I think the UFH might be more complicated than you're making it sound here - the philosophers debate whether any human really has a utility function.
When you talk about the CDC Director sometimes doing deliberately bad policy to signal to others that she is a buyable ally, I interpret this as "her utility function is focused on getting power". She may not think of this as a "utility function", in fact I'm sure she doesn't, it may be entirely a selected adaptation to execute, but we can model it as a utility function for the same reason we model anything else as a utility function.

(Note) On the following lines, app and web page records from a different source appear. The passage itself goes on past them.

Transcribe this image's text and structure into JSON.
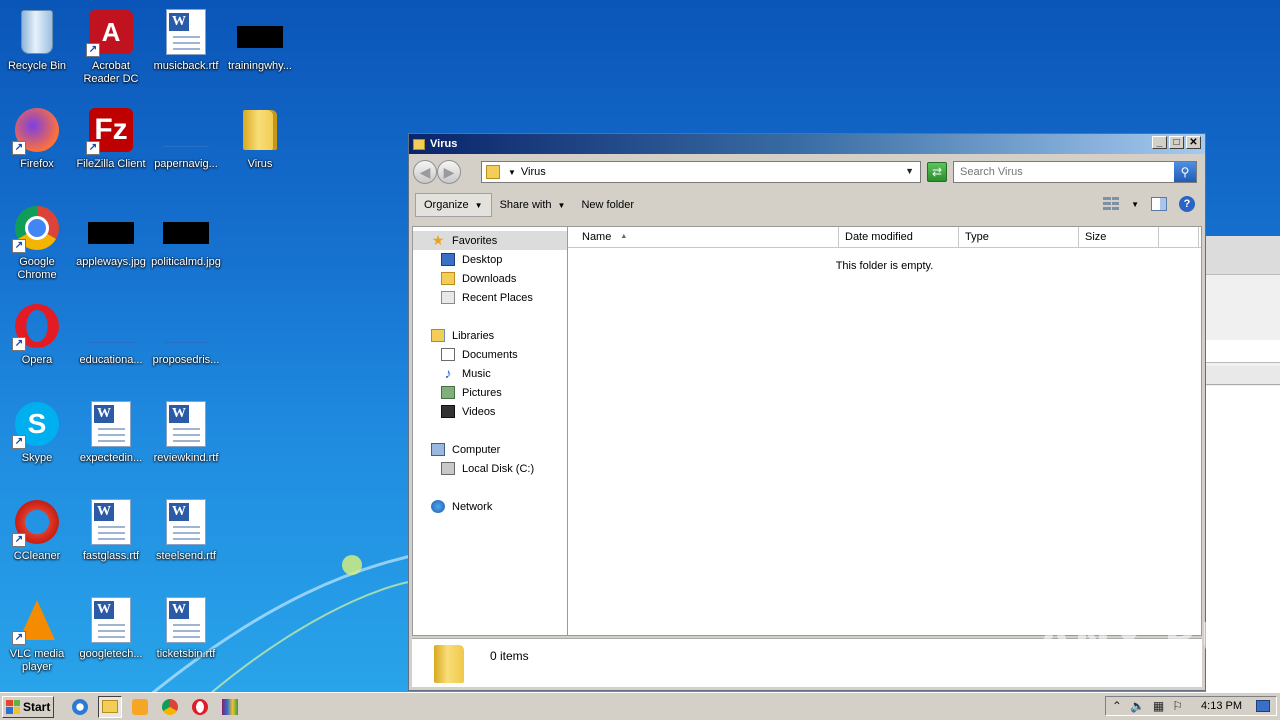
{
  "desktop": {
    "icons": [
      {
        "label": "Recycle Bin"
      },
      {
        "label": "Acrobat Reader DC"
      },
      {
        "label": "musicback.rtf"
      },
      {
        "label": "trainingwhy..."
      },
      {
        "label": "Firefox"
      },
      {
        "label": "FileZilla Client"
      },
      {
        "label": "papernavig..."
      },
      {
        "label": "Virus"
      },
      {
        "label": "Google Chrome"
      },
      {
        "label": "appleways.jpg"
      },
      {
        "label": "politicalmd.jpg"
      },
      {
        "label": "Opera"
      },
      {
        "label": "educationa..."
      },
      {
        "label": "proposedris..."
      },
      {
        "label": "Skype"
      },
      {
        "label": "expectedin..."
      },
      {
        "label": "reviewkind.rtf"
      },
      {
        "label": "CCleaner"
      },
      {
        "label": "fastglass.rtf"
      },
      {
        "label": "steelsend.rtf"
      },
      {
        "label": "VLC media player"
      },
      {
        "label": "googletech..."
      },
      {
        "label": "ticketsbin.rtf"
      }
    ]
  },
  "window": {
    "title": "Virus",
    "address": "Virus",
    "search_placeholder": "Search Virus",
    "toolbar": {
      "organize": "Organize",
      "share_with": "Share with",
      "new_folder": "New folder"
    },
    "nav": {
      "favorites": "Favorites",
      "desktop": "Desktop",
      "downloads": "Downloads",
      "recent_places": "Recent Places",
      "libraries": "Libraries",
      "documents": "Documents",
      "music": "Music",
      "pictures": "Pictures",
      "videos": "Videos",
      "computer": "Computer",
      "local_disk": "Local Disk (C:)",
      "network": "Network"
    },
    "columns": {
      "name": "Name",
      "date_modified": "Date modified",
      "type": "Type",
      "size": "Size"
    },
    "empty_message": "This folder is empty.",
    "details_count": "0 items"
  },
  "taskbar": {
    "start_label": "Start",
    "clock": "4:13 PM"
  },
  "watermark": "ANY RUN"
}
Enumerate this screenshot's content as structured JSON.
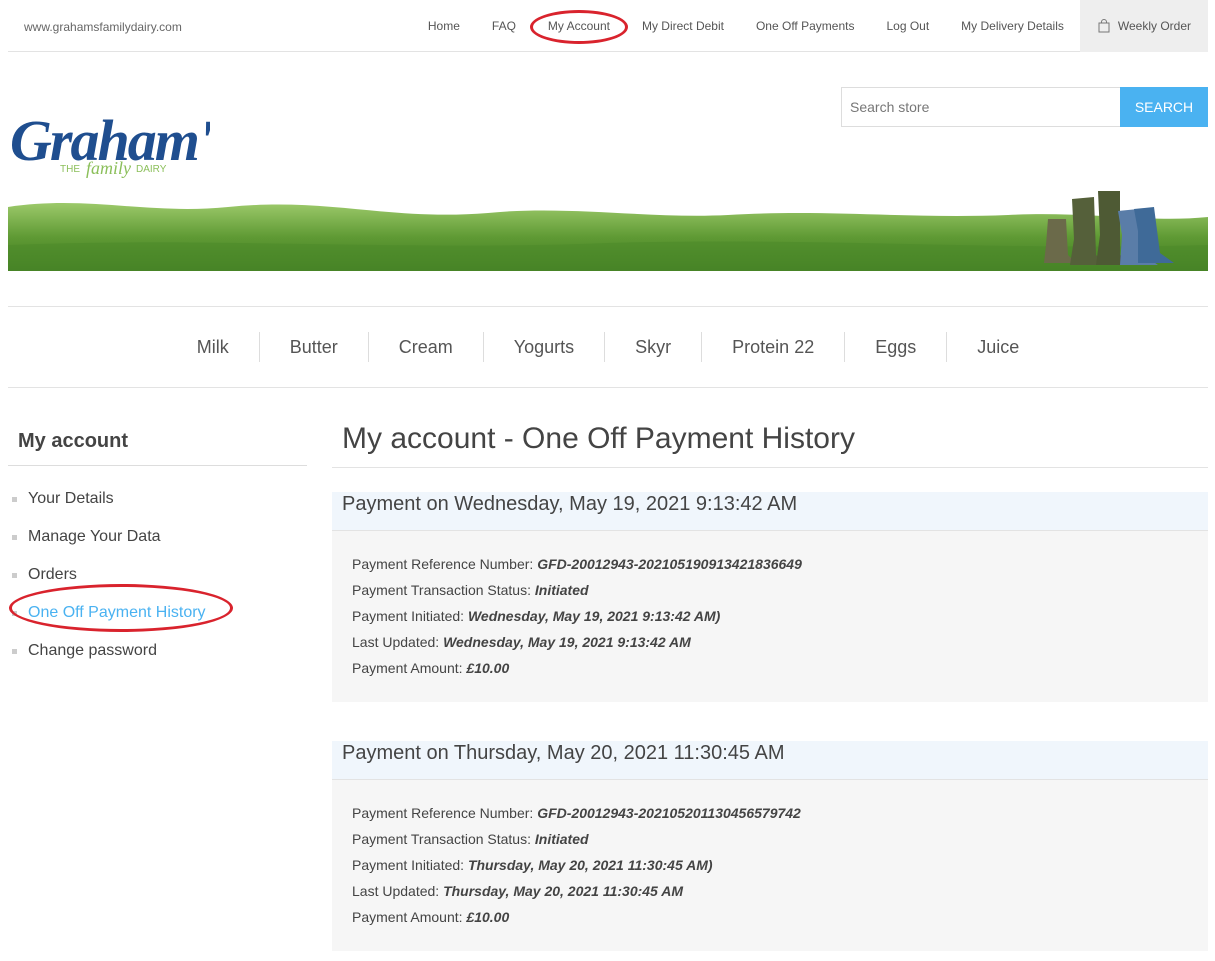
{
  "site_url": "www.grahamsfamilydairy.com",
  "topnav": {
    "links": [
      "Home",
      "FAQ",
      "My Account",
      "My Direct Debit",
      "One Off Payments",
      "Log Out",
      "My Delivery Details"
    ],
    "weekly_order": "Weekly Order"
  },
  "logo": {
    "brand": "Graham's",
    "tagline": "THE family DAIRY"
  },
  "search": {
    "placeholder": "Search store",
    "button": "Search"
  },
  "categories": [
    "Milk",
    "Butter",
    "Cream",
    "Yogurts",
    "Skyr",
    "Protein 22",
    "Eggs",
    "Juice"
  ],
  "sidebar": {
    "title": "My account",
    "items": [
      "Your Details",
      "Manage Your Data",
      "Orders",
      "One Off Payment History",
      "Change password"
    ],
    "active_index": 3
  },
  "page_title": "My account - One Off Payment History",
  "labels": {
    "ref": "Payment Reference Number:",
    "status": "Payment Transaction Status:",
    "initiated": "Payment Initiated:",
    "updated": "Last Updated:",
    "amount": "Payment Amount:"
  },
  "payments": [
    {
      "heading": "Payment on Wednesday, May 19, 2021 9:13:42 AM",
      "ref": "GFD-20012943-20210519091342183664​9",
      "status": "Initiated",
      "initiated": "Wednesday, May 19, 2021 9:13:42 AM)",
      "updated": "Wednesday, May 19, 2021 9:13:42 AM",
      "amount": "£10.00"
    },
    {
      "heading": "Payment on Thursday, May 20, 2021 11:30:45 AM",
      "ref": "GFD-20012943-20210520113045657974​2",
      "status": "Initiated",
      "initiated": "Thursday, May 20, 2021 11:30:45 AM)",
      "updated": "Thursday, May 20, 2021 11:30:45 AM",
      "amount": "£10.00"
    }
  ],
  "colors": {
    "accent": "#4ab2f1",
    "annotation": "#d9232d",
    "brand_blue": "#1f4e8f",
    "brand_green": "#8bbf5a"
  }
}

I used the example of a Director who genuinely wants the best, but has power as a subgoal since she needs it in order to enact good policies. You're using the example of a Director who really wants power, but (occasionally) has doing good as a subgoal since it helps her protect her reputation and avoid backlash. I would be happy to believe either of those pictures, or something anywhere in between. They all seem to me to cash out as a CDC Director with some utility function balancing goodness and power-hunger (at different rates), and as outsiders observing a CDC who makes some good policy and some bad-but-power-gaining policy (where the bad policy either directly gains her power, or gains her power indirectly by signaling to potential allies that she isn't a stuck-up goody-goody. If the latter, I'm agnostic as to whether she realizes that she is doing this, or whether it's meaningful to posit some part of her brain which contains her "utility function", or metaphysical questions like that).

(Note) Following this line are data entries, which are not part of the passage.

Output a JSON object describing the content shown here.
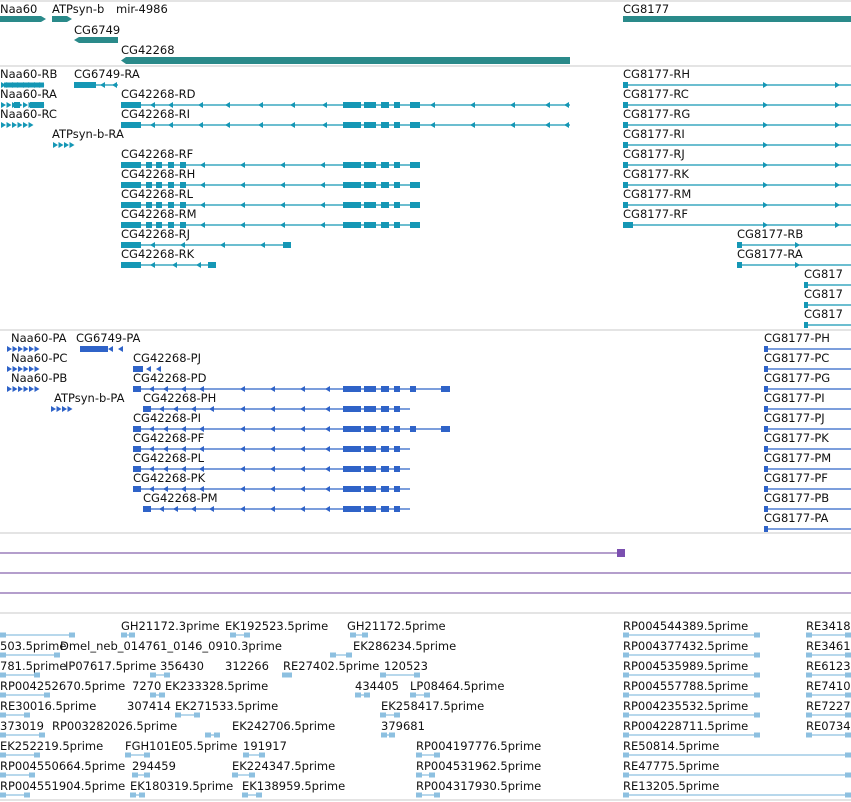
{
  "colors": {
    "gene": "#2a8a8a",
    "transcript": "#1597b5",
    "protein": "#2f63c8",
    "repeat": "#6a3d9a",
    "repeat_end": "#7b4fb0",
    "est": "#8dc0e0",
    "divider": "#c9c9c9"
  },
  "tracks": {
    "genes": {
      "labels": [
        "Naa60",
        "ATPsyn-b",
        "mir-4986",
        "CG6749",
        "CG42268",
        "CG8177"
      ]
    },
    "transcripts": {
      "left_labels": [
        "Naa60-RB",
        "CG6749-RA",
        "Naa60-RA",
        "Naa60-RC",
        "ATPsyn-b-RA",
        "CG42268-RD",
        "CG42268-RI",
        "CG42268-RF",
        "CG42268-RH",
        "CG42268-RL",
        "CG42268-RM",
        "CG42268-RJ",
        "CG42268-RK"
      ],
      "right_labels": [
        "CG8177-RH",
        "CG8177-RC",
        "CG8177-RG",
        "CG8177-RI",
        "CG8177-RJ",
        "CG8177-RK",
        "CG8177-RM",
        "CG8177-RF",
        "CG8177-RB",
        "CG8177-RA",
        "CG817",
        "CG817",
        "CG817"
      ]
    },
    "proteins": {
      "left_labels": [
        "Naa60-PA",
        "CG6749-PA",
        "Naa60-PC",
        "Naa60-PB",
        "ATPsyn-b-PA",
        "CG42268-PJ",
        "CG42268-PD",
        "CG42268-PH",
        "CG42268-PI",
        "CG42268-PF",
        "CG42268-PL",
        "CG42268-PK",
        "CG42268-PM"
      ],
      "right_labels": [
        "CG8177-PH",
        "CG8177-PC",
        "CG8177-PG",
        "CG8177-PI",
        "CG8177-PJ",
        "CG8177-PK",
        "CG8177-PM",
        "CG8177-PF",
        "CG8177-PB",
        "CG8177-PA"
      ]
    },
    "ests": {
      "labels": [
        "GH21172.3prime",
        "EK192523.5prime",
        "GH21172.5prime",
        "RP004544389.5prime",
        "RE3418",
        "503.5prime",
        "Dmel_neb_014761_0146_0910.3prime",
        "EK286234.5prime",
        "RP004377432.5prime",
        "RE3461",
        "781.5prime",
        "IP07617.5prime",
        "356430",
        "312266",
        "RE27402.5prime",
        "120523",
        "RP004535989.5prime",
        "RE6123",
        "RP004252670.5prime",
        "7270",
        "EK233328.5prime",
        "434405",
        "LP08464.5prime",
        "RP004557788.5prime",
        "RE7410",
        "RE30016.5prime",
        "307414",
        "EK271533.5prime",
        "EK258417.5prime",
        "RP004235532.5prime",
        "RE7227",
        "373019",
        "RP003282026.5prime",
        "EK242706.5prime",
        "379681",
        "RP004228711.5prime",
        "RE0734",
        "EK252219.5prime",
        "FGH101E05.5prime",
        "191917",
        "RP004197776.5prime",
        "RE50814.5prime",
        "RP004550664.5prime",
        "294459",
        "EK224347.5prime",
        "RP004531962.5prime",
        "RE47775.5prime",
        "RP004551904.5prime",
        "EK180319.5prime",
        "EK138959.5prime",
        "RP004317930.5prime",
        "RE13205.5prime"
      ]
    }
  }
}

I'm not sure I agree with your (implied? or am I misreading you?) claim that destructive decisions don't correlate with political profit. The Director would never ban all antibiotics, demand everyone drink colloidal silver, or do a bunch of stupid things along those lines; my explanation of why not is something like "those are bad and politically-unprofitable, so they satisfy neither term in her utility function". Likewise, she has done some good things, like grant emergency authorization for coronavirus vaccines - my explanation of why is that doing that was both good and obviously politically profitable. I agree there might be some cases where she does things with neither desideratum but I think they're probably rare compared to the above.
Do we still disagree on any of this? I'm not sure I still remember why this was an important point to discuss.

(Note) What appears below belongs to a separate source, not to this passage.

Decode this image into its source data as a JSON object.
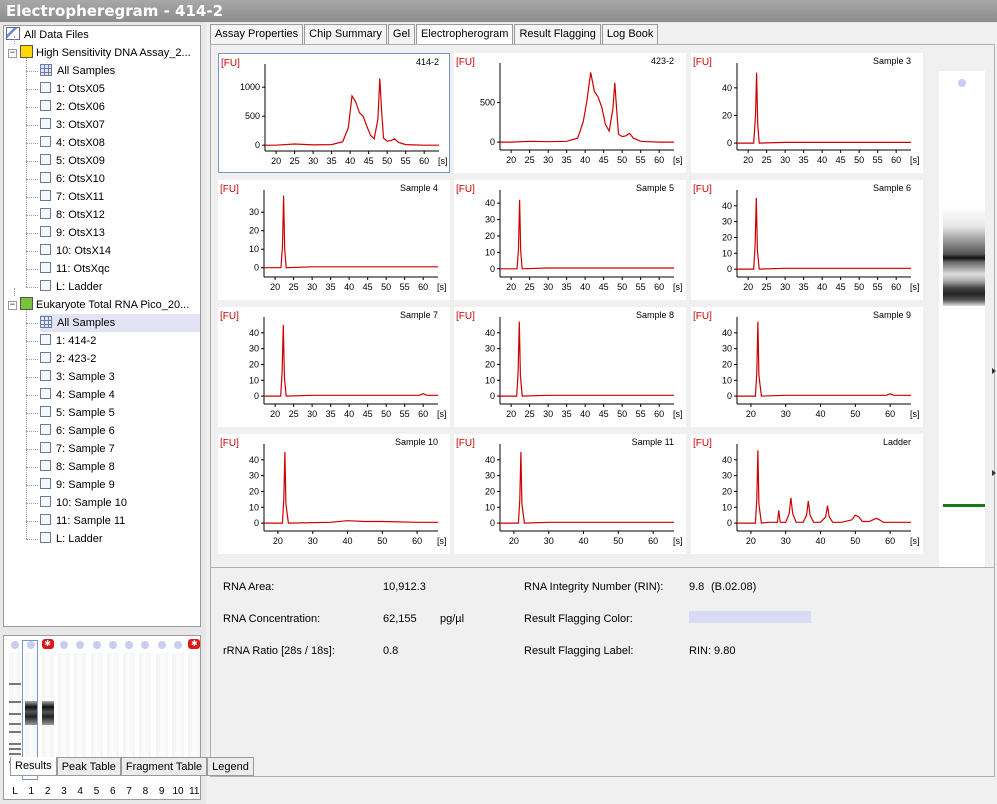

I am too lazy to have opinions on all nine of your points in the second part. I appreciate them, I'm sure you appreciate the arguments for skepticism, and I don't think there's a great way to figure out which way the evidence actually leans from our armchairs. I would point to Dominic Cummings as an example of someone who tried the thing, had many advantages, and failed anyway, but maybe a less openly confrontational approach could have carried the day.
Bronze Age war (as per James Scott) was primarily war for captives, because the Bronze Age model was kings ruling agricultural dystopias amidst virgin land where people could easily escape and become hunter-gatherers. The laborers would gradually escape, the country would gradually become less populated, and the king would declare war on a neighboring region to steal their people to use as serfs or slaves.
Iron Age to Industrial Age war (as per Peter Turchin) was primarily war for land, because of Malthus. Until the Industrial Revolution, you needed a certain amount of land to support a unit of population. Population was constantly increasing, land wasn't, and so every so often population would outstrip land, everyone would be starving and unhappy, and something would restore the situation to equilibrium. Absent any other action, that would be some sort of awful civil war or protracted anarchy where people competed for limited resources - aided by wages being very low (so they could hire soldiers easily) and people being very angry (so becoming a pretender and raising an army against the current king was a popular move). Kings' best way to forestall this disaster was to preemptively declare war against a foreign enemy. If they won, they could steal the enemy's land, which resolved the land/population imbalance and fed the excess population. If they lost, then (to be cynical about it), they still eliminated their excess population and successfully resolved the imbalance.